The increase in the college premium—the differential in what is earned by college graduates compared with what is earned by those with high-school diplomas—is a major factor contributing to rising inequality in America. A widely cited study by the economists Claudia Goldin and Lawrence F. Katz,
The Race Between Education and Technology, reveals a sharp increase in the salaries of individuals with college diplomas and advanced degrees, because of the need for better-educated workers in our increasingly complex economy. According to Goldin and Katz, the college premium accounted for roughly 60 percent of the growth in wage inequality from 1973 to 2005.
And the increasing demand for educated workers has led to tuition increases, especially since the 1980s.
Whereas tuition at public and private universities averaged, respectively, 4 percent and 20 percent of annual median family income from the 1950s to 1970s, by 2005 the comparable figures had surged to 10 percent and 45 percent of median family income. Thus, unlike in earlier years, increases in college tuition have placed a severe financial strain on the budgets of middle- and lower-income families. Indeed, many Americans have to forgo any prospect of sending their children to college, because the costs are so far beyond their means. For others, as Timothy Noah put it in his impressive new book,
The Great Divergence, “a college education is so inarguably necessary to thrive in today’s economy that parents will pay whatever they can scrape together, even if it means dipping into retirement funds. Financial and student loans make up the difference for many families, and others pay sticker price.”
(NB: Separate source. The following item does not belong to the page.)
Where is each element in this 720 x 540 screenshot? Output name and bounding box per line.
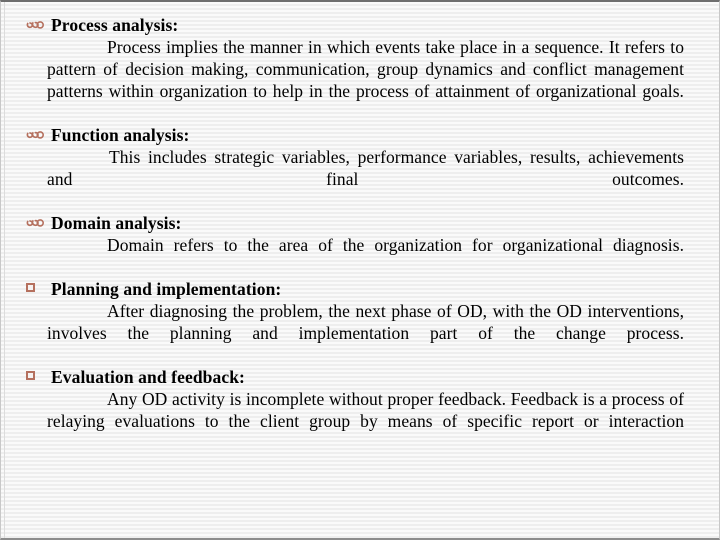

Universities and colleges realize that, Noah argues, and therefore experience few constraints in raising tuition levels. He quotes a dean at Mount Holyoke College saying colleges raise tuition to attract students who equate cost with prestige. The dean called it “the Chivas Regal strategy.”
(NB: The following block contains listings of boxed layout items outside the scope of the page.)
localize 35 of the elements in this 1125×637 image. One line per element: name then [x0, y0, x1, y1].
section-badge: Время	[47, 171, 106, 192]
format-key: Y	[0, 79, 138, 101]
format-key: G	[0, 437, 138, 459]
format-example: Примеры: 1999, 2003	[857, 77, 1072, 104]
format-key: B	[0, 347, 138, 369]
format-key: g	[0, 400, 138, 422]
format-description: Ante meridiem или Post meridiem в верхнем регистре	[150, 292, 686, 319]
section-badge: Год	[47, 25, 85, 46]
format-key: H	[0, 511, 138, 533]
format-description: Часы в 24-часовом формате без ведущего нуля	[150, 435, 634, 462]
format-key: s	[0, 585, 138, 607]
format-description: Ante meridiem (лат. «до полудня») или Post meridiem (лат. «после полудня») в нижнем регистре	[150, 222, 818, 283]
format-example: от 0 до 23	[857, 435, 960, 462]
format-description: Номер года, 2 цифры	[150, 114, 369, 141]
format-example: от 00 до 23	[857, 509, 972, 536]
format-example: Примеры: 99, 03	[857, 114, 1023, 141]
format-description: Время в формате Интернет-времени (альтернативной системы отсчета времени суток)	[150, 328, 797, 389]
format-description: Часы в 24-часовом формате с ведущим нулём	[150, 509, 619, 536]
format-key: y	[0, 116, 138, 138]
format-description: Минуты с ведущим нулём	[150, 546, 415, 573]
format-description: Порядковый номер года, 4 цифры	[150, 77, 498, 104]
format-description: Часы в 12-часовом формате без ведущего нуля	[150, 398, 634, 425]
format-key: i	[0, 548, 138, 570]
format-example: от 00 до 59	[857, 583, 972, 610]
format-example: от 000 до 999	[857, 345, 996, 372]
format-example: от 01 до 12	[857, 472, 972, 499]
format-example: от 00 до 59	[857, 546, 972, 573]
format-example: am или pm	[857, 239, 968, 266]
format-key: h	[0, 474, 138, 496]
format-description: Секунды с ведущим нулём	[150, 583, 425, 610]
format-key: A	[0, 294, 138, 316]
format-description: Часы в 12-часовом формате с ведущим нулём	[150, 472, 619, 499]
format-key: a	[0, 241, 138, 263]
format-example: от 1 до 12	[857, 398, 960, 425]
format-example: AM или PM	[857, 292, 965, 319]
The net result is that elite institutions now feature a disproportionate number of students from affluent backgrounds. Recognizing the problem, Harvard University, where I teach, has instituted a scholarship program that provides virtually free tuition for students from middle- and lower-income families in the United States. Other rich elite universities, like Princeton and Yale, have followed suit.
Nonetheless, the number of low-income students in the nation’s colleges and universities remains distressingly low. In many institutions, enrollments of lower-income students have actually declined. In 2003 more entering freshmen at the University of Michigan at Ann Arbor came from families earning at least $200,000 than were from the entire bottom half of the income distribution. And a study by Anthony Carnevale revealed that while 67 percent of the entering freshmen in the class of 2010 at the 193 most selective colleges came from the top fourth of the earnings distribution, only 15 percent came from the bottom half of the distribution.
It is obvious that more steps have to be taken to attract low-income students. Institutions of higher learning may not be able to directly influence preparatory programs to enter college, but they can focus on creative ways of recruiting lower-income students—and, given the continuing tuition hikes, on more-comprehensive need-based scholarships and aid packages.